Saturday, June 1, 2013

New Clothes!

Ok, not really.

Sadly, I have a basement full of garbage bags and Rubbermaid containers of clothes that are too small. Because of this, new clothes aren't really a reward for me, because I already HAVE so many clothes that fit as I lose weight. But I guess you can say I can go shopping in my closet (or basement. Semantics).

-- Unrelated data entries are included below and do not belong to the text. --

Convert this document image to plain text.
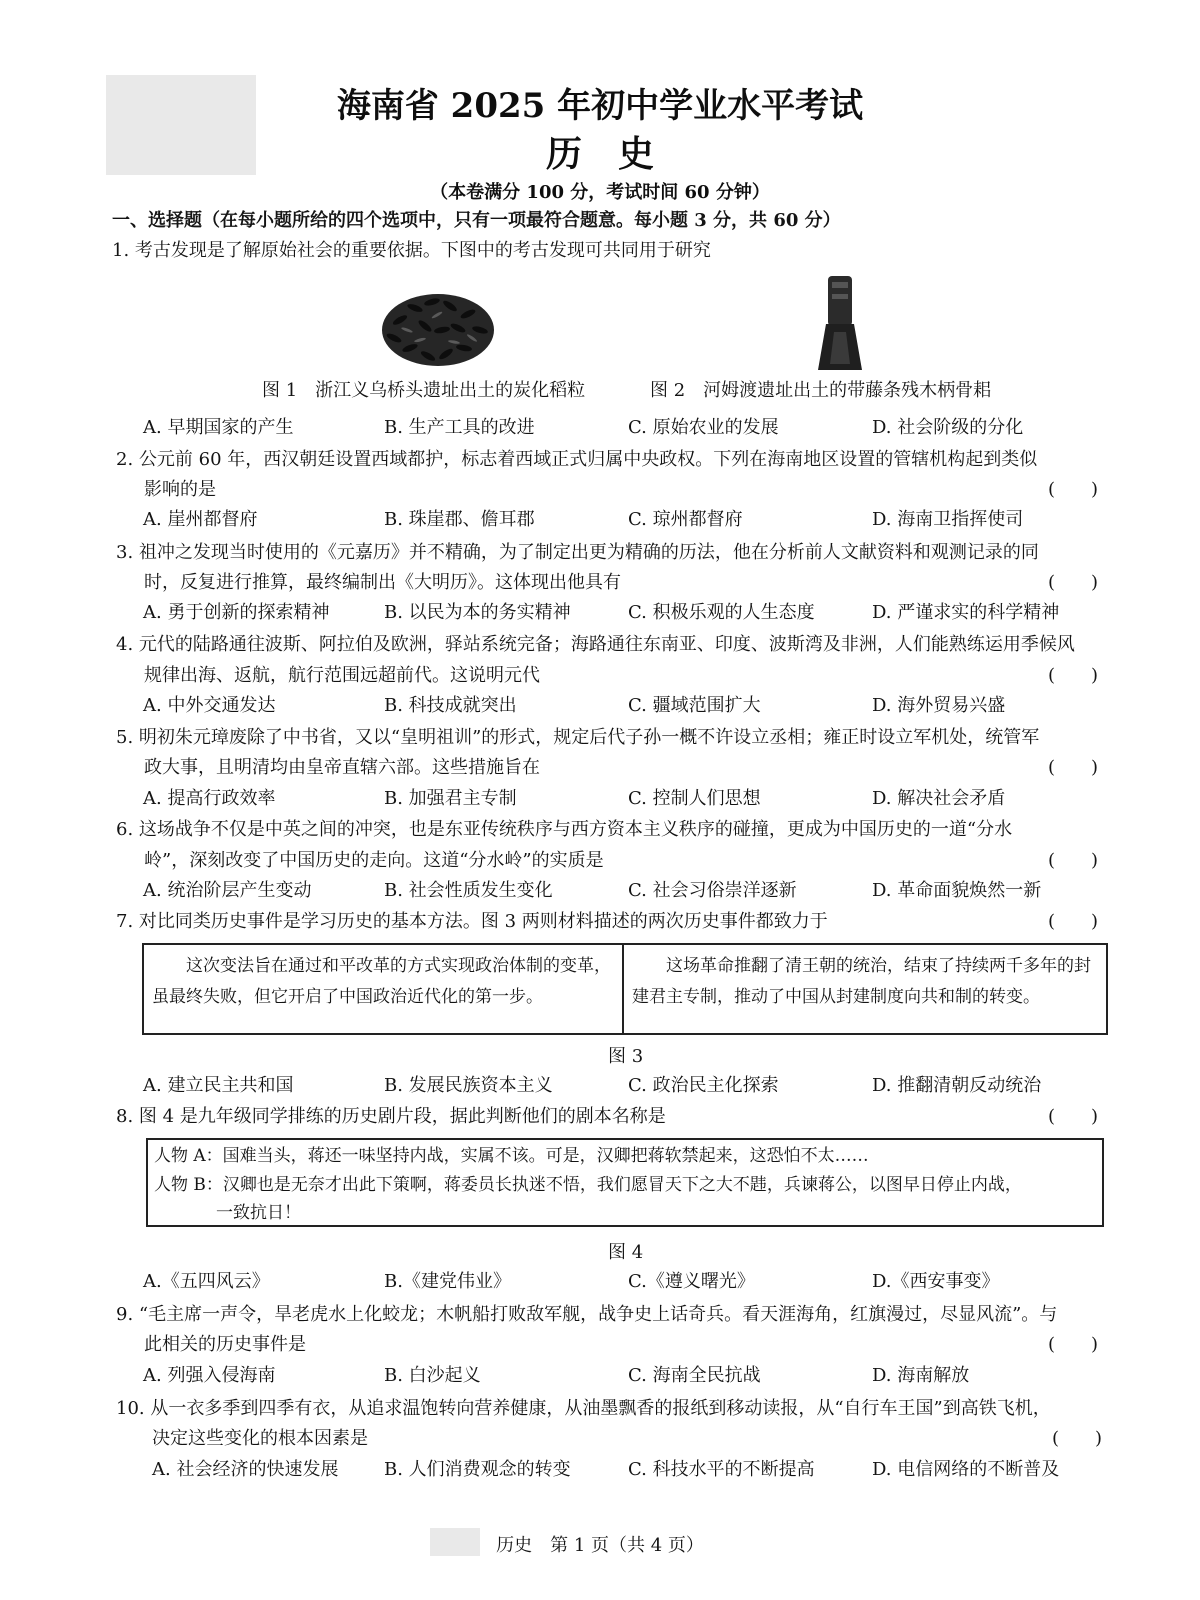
海南省 2025 年初中学业水平考试
历　史
（本卷满分 100 分，考试时间 60 分钟）
一、选择题（在每小题所给的四个选项中，只有一项最符合题意。每小题 3 分，共 60 分）
1. 考古发现是了解原始社会的重要依据。下图中的考古发现可共同用于研究
图 1　浙江义乌桥头遗址出土的炭化稻粒	图 2　河姆渡遗址出土的带藤条残木柄骨耜
A. 早期国家的产生	B. 生产工具的改进	C. 原始农业的发展	D. 社会阶级的分化
2. 公元前 60 年，西汉朝廷设置西域都护，标志着西域正式归属中央政权。下列在海南地区设置的管辖机构起到类似
影响的是	(　　)
A. 崖州都督府	B. 珠崖郡、儋耳郡	C. 琼州都督府	D. 海南卫指挥使司
3. 祖冲之发现当时使用的《元嘉历》并不精确，为了制定出更为精确的历法，他在分析前人文献资料和观测记录的同
时，反复进行推算，最终编制出《大明历》。这体现出他具有	(　　)
A. 勇于创新的探索精神	B. 以民为本的务实精神	C. 积极乐观的人生态度	D. 严谨求实的科学精神
4. 元代的陆路通往波斯、阿拉伯及欧洲，驿站系统完备；海路通往东南亚、印度、波斯湾及非洲，人们能熟练运用季候风
规律出海、返航，航行范围远超前代。这说明元代	(　　)
A. 中外交通发达	B. 科技成就突出	C. 疆域范围扩大	D. 海外贸易兴盛
5. 明初朱元璋废除了中书省，又以“皇明祖训”的形式，规定后代子孙一概不许设立丞相；雍正时设立军机处，统管军
政大事，且明清均由皇帝直辖六部。这些措施旨在	(　　)
A. 提高行政效率	B. 加强君主专制	C. 控制人们思想	D. 解决社会矛盾
6. 这场战争不仅是中英之间的冲突，也是东亚传统秩序与西方资本主义秩序的碰撞，更成为中国历史的一道“分水
岭”，深刻改变了中国历史的走向。这道“分水岭”的实质是	(　　)
A. 统治阶层产生变动	B. 社会性质发生变化	C. 社会习俗崇洋逐新	D. 革命面貌焕然一新
7. 对比同类历史事件是学习历史的基本方法。图 3 两则材料描述的两次历史事件都致力于	(　　)
这次变法旨在通过和平改革的方式实现政治体制的变革，虽最终失败，但它开启了中国政治近代化的第一步。
这场革命推翻了清王朝的统治，结束了持续两千多年的封建君主专制，推动了中国从封建制度向共和制的转变。
图 3
A. 建立民主共和国	B. 发展民族资本主义	C. 政治民主化探索	D. 推翻清朝反动统治
8. 图 4 是九年级同学排练的历史剧片段，据此判断他们的剧本名称是	(　　)
人物 A：国难当头，蒋还一味坚持内战，实属不该。可是，汉卿把蒋软禁起来，这恐怕不太……
人物 B：汉卿也是无奈才出此下策啊，蒋委员长执迷不悟，我们愿冒天下之大不韪，兵谏蒋公，以图早日停止内战，
一致抗日！
图 4
A.《五四风云》	B.《建党伟业》	C.《遵义曙光》	D.《西安事变》
9. “毛主席一声令，旱老虎水上化蛟龙；木帆船打败敌军舰，战争史上话奇兵。看天涯海角，红旗漫过，尽显风流”。与
此相关的历史事件是	(　　)
A. 列强入侵海南	B. 白沙起义	C. 海南全民抗战	D. 海南解放
10. 从一衣多季到四季有衣，从追求温饱转向营养健康，从油墨飘香的报纸到移动读报，从“自行车王国”到高铁飞机，
决定这些变化的根本因素是	(　　)
A. 社会经济的快速发展	B. 人们消费观念的转变	C. 科技水平的不断提高	D. 电信网络的不断普及
历史　第 1 页（共 4 页）
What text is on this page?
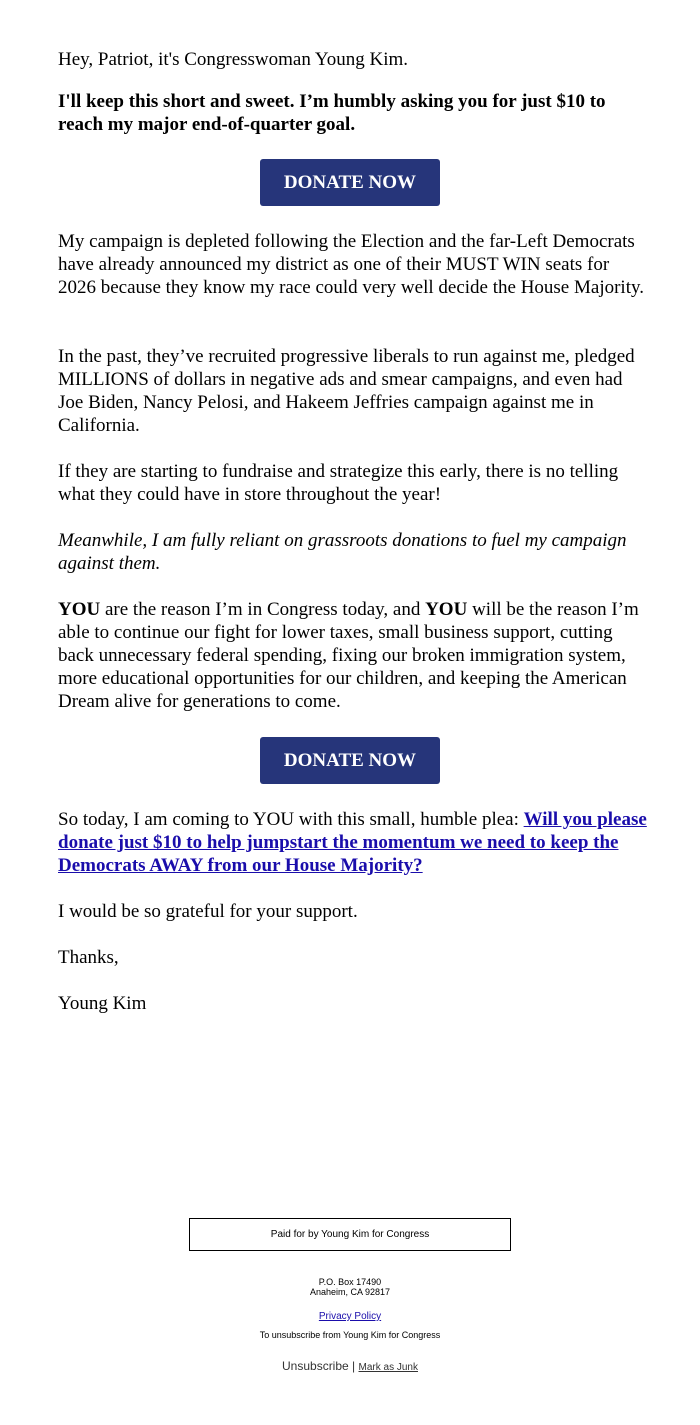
Hey, Patriot, it's Congresswoman Young Kim.

I'll keep this short and sweet. I’m humbly asking you for just $10 to reach my major end-of-quarter goal.

DONATE NOW

My campaign is depleted following the Election and the far-Left Democrats have already announced my district as one of their MUST WIN seats for 2026 because they know my race could very well decide the House Majority.

In the past, they’ve recruited progressive liberals to run against me, pledged MILLIONS of dollars in negative ads and smear campaigns, and even had Joe Biden, Nancy Pelosi, and Hakeem Jeffries campaign against me in California.

If they are starting to fundraise and strategize this early, there is no telling what they could have in store throughout the year!

Meanwhile, I am fully reliant on grassroots donations to fuel my campaign against them.

YOU are the reason I’m in Congress today, and YOU will be the reason I’m able to continue our fight for lower taxes, small business support, cutting back unnecessary federal spending, fixing our broken immigration system, more educational opportunities for our children, and keeping the American Dream alive for generations to come.

DONATE NOW

So today, I am coming to YOU with this small, humble plea: Will you please donate just $10 to help jumpstart the momentum we need to keep the Democrats AWAY from our House Majority?

I would be so grateful for your support.

Thanks,

Young Kim

Paid for by Young Kim for Congress
P.O. Box 17490
Anaheim, CA 92817
Privacy Policy
To unsubscribe from Young Kim for Congress
Unsubscribe | Mark as Junk
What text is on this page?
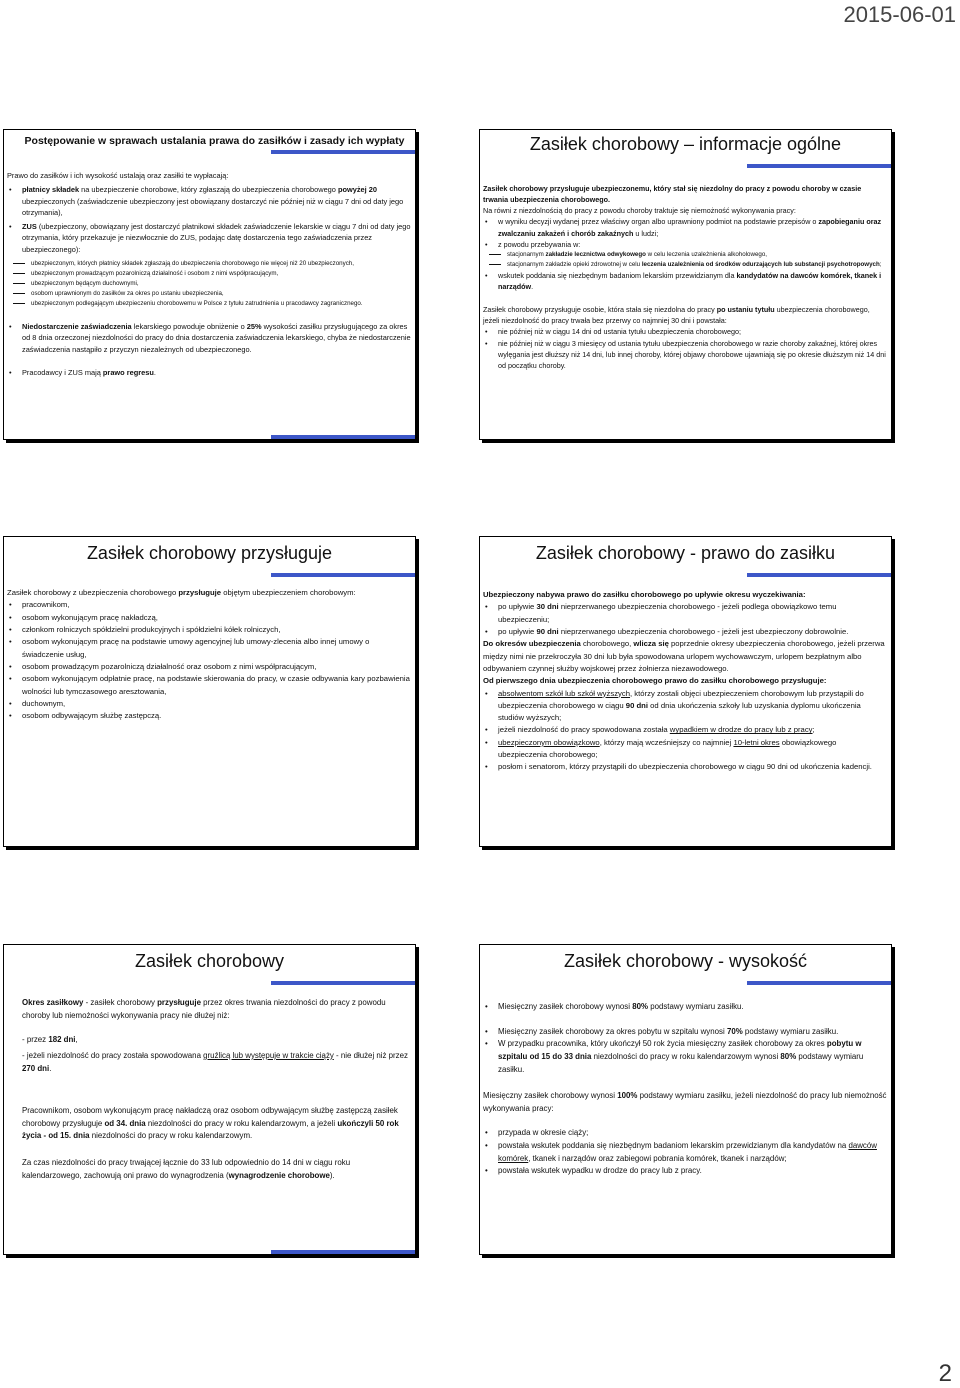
2015-06-01
Postępowanie w sprawach ustalania prawa do zasiłków i zasady ich wypłaty
Prawo do zasiłków i ich wysokość ustalają oraz zasiłki te wypłacają:
• płatnicy składek na ubezpieczenie chorobowe, który zgłaszają do ubezpieczenia chorobowego powyżej 20 ubezpieczonych (zaświadczenie ubezpieczony jest obowiązany dostarczyć nie później niż w ciągu 7 dni od daty jego otrzymania),
• ZUS (ubezpieczony, obowiązany jest dostarczyć płatnikowi składek zaświadczenie lekarskie w ciągu 7 dni od daty jego otrzymania, który przekazuje je niezwłocznie do ZUS, podając datę dostarczenia tego zaświadczenia przez ubezpieczonego):
ubezpieczonym, których płatnicy składek zgłaszają do ubezpieczenia chorobowego nie więcej niż 20 ubezpieczonych,
ubezpieczonym prowadzącym pozarolniczą działalność i osobom z nimi współpracującym,
ubezpieczonym będącym duchownymi,
osobom uprawnionym do zasiłków za okres po ustaniu ubezpieczenia,
ubezpieczonym podlegającym ubezpieczeniu chorobowemu w Polsce z tytułu zatrudnienia u pracodawcy zagranicznego.
• Niedostarczenie zaświadczenia lekarskiego powoduje obniżenie o 25% wysokości zasiłku przysługującego za okres od 8 dnia orzeczonej niezdolności do pracy do dnia dostarczenia zaświadczenia lekarskiego, chyba że niedostarczenie zaświadczenia nastąpiło z przyczyn niezależnych od ubezpieczonego.
• Pracodawcy i ZUS mają prawo regresu.
Zasiłek chorobowy – informacje ogólne
Zasiłek chorobowy przysługuje ubezpieczonemu, który stał się niezdolny do pracy z powodu choroby w czasie trwania ubezpieczenia chorobowego.
Na równi z niezdolnością do pracy z powodu choroby traktuje się niemożność wykonywania pracy:
• w wyniku decyzji wydanej przez właściwy organ albo uprawniony podmiot na podstawie przepisów o zapobieganiu oraz zwalczaniu zakażeń i chorób zakaźnych u ludzi;
• z powodu przebywania w:
stacjonarnym zakładzie lecznictwa odwykowego w celu leczenia uzależnienia alkoholowego,
stacjonarnym zakładzie opieki zdrowotnej w celu leczenia uzależnienia od środków odurzających lub substancji psychotropowych;
• wskutek poddania się niezbędnym badaniom lekarskim przewidzianym dla kandydatów na dawców komórek, tkanek i narządów.
Zasiłek chorobowy przysługuje osobie, która stała się niezdolna do pracy po ustaniu tytułu ubezpieczenia chorobowego, jeżeli niezdolność do pracy trwała bez przerwy co najmniej 30 dni i powstała:
• nie później niż w ciągu 14 dni od ustania tytułu ubezpieczenia chorobowego;
• nie później niż w ciągu 3 miesięcy od ustania tytułu ubezpieczenia chorobowego w razie choroby zakaźnej, której okres wylęgania jest dłuższy niż 14 dni, lub innej choroby, której objawy chorobowe ujawniają się po okresie dłuższym niż 14 dni od początku choroby.
Zasiłek chorobowy przysługuje
Zasiłek chorobowy z ubezpieczenia chorobowego przysługuje objętym ubezpieczeniem chorobowym:
• pracownikom,
• osobom wykonującym pracę nakładczą,
• członkom rolniczych spółdzielni produkcyjnych i spółdzielni kółek rolniczych,
• osobom wykonującym pracę na podstawie umowy agencyjnej lub umowy-zlecenia albo innej umowy o świadczenie usług,
• osobom prowadzącym pozarolniczą działalność oraz osobom z nimi współpracującym,
• osobom wykonującym odpłatnie pracę, na podstawie skierowania do pracy, w czasie odbywania kary pozbawienia wolności lub tymczasowego aresztowania,
• duchownym,
• osobom odbywającym służbę zastępczą.
Zasiłek chorobowy - prawo do zasiłku
Ubezpieczony nabywa prawo do zasiłku chorobowego po upływie okresu wyczekiwania:
• po upływie 30 dni nieprzerwanego ubezpieczenia chorobowego - jeżeli podlega obowiązkowo temu ubezpieczeniu;
• po upływie 90 dni nieprzerwanego ubezpieczenia chorobowego - jeżeli jest ubezpieczony dobrowolnie.
Do okresów ubezpieczenia chorobowego, wlicza się poprzednie okresy ubezpieczenia chorobowego, jeżeli przerwa między nimi nie przekroczyła 30 dni lub była spowodowana urlopem wychowawczym, urlopem bezpłatnym albo odbywaniem czynnej służby wojskowej przez żołnierza niezawodowego.
Od pierwszego dnia ubezpieczenia chorobowego prawo do zasiłku chorobowego przysługuje:
• absolwentom szkół lub szkół wyższych, którzy zostali objęci ubezpieczeniem chorobowym lub przystąpili do ubezpieczenia chorobowego w ciągu 90 dni od dnia ukończenia szkoły lub uzyskania dyplomu ukończenia studiów wyższych;
• jeżeli niezdolność do pracy spowodowana została wypadkiem w drodze do pracy lub z pracy;
• ubezpieczonym obowiązkowo, którzy mają wcześniejszy co najmniej 10-letni okres obowiązkowego ubezpieczenia chorobowego;
• posłom i senatorom, którzy przystąpili do ubezpieczenia chorobowego w ciągu 90 dni od ukończenia kadencji.
Zasiłek chorobowy
Okres zasiłkowy - zasiłek chorobowy przysługuje przez okres trwania niezdolności do pracy z powodu choroby lub niemożności wykonywania pracy nie dłużej niż:
- przez 182 dni,
- jeżeli niezdolność do pracy została spowodowana gruźlicą lub występuje w trakcie ciąży - nie dłużej niż przez 270 dni.
Pracownikom, osobom wykonującym pracę nakładczą oraz osobom odbywającym służbę zastępczą zasiłek chorobowy przysługuje od 34. dnia niezdolności do pracy w roku kalendarzowym, a jeżeli ukończyli 50 rok życia - od 15. dnia niezdolności do pracy w roku kalendarzowym.
Za czas niezdolności do pracy trwającej łącznie do 33 lub odpowiednio do 14 dni w ciągu roku kalendarzowego, zachowują oni prawo do wynagrodzenia (wynagrodzenie chorobowe).
Zasiłek chorobowy - wysokość
• Miesięczny zasiłek chorobowy wynosi 80% podstawy wymiaru zasiłku.
• Miesięczny zasiłek chorobowy za okres pobytu w szpitalu wynosi 70% podstawy wymiaru zasiłku.
• W przypadku pracownika, który ukończył 50 rok życia miesięczny zasiłek chorobowy za okres pobytu w szpitalu od 15 do 33 dnia niezdolności do pracy w roku kalendarzowym wynosi 80% podstawy wymiaru zasiłku.
Miesięczny zasiłek chorobowy wynosi 100% podstawy wymiaru zasiłku, jeżeli niezdolność do pracy lub niemożność wykonywania pracy:
• przypada w okresie ciąży;
• powstała wskutek poddania się niezbędnym badaniom lekarskim przewidzianym dla kandydatów na dawców komórek, tkanek i narządów oraz zabiegowi pobrania komórek, tkanek i narządów;
• powstała wskutek wypadku w drodze do pracy lub z pracy.
2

So, I did that - because I've lost enough to fit back into my jeans I was wearing last fall. And that is pretty rewarding. I mean, in a way it's rewarding because YAY! I'm down a size! But it doesn't in any way, shape, or form mean that I am at a healthy weight or thin. It just means I'm getting close to the weight I maintained for about a year or so. I felt incredibly self-conscious at THAT weight, so you can imagine how I felt when I was 23lbs heavier than I am now.

But I do admit, I have a little boost of self-confidence knowing that I AM down that size. I know I don't look great, or even good, but I FEEL better.

A few weeks ago I blogged about how I wasn't sure I could do this Medifast thing. But I'm rockin' it. Do I love it? No. Do I like it? It's ok! I had a rough start because I also started on Metformin at the same time and dealt with a lot of the icky side effects that come with it (bloating, diarrhea, nausea). That's all subsided and I'm feeling good. While "normal" food looks good, I don't have the urges for it anymore.

Except for the fact that I dream about food.

Yeah. I dream about cheating on my weight loss efforts. For real. Usually with something pretty bad for me. But when it comes to real life, I don't. I haven't. I'm almost even nervous about doing it when I PLAN on doing it in 3 weeks. I'm that focused. But success feels good, you know?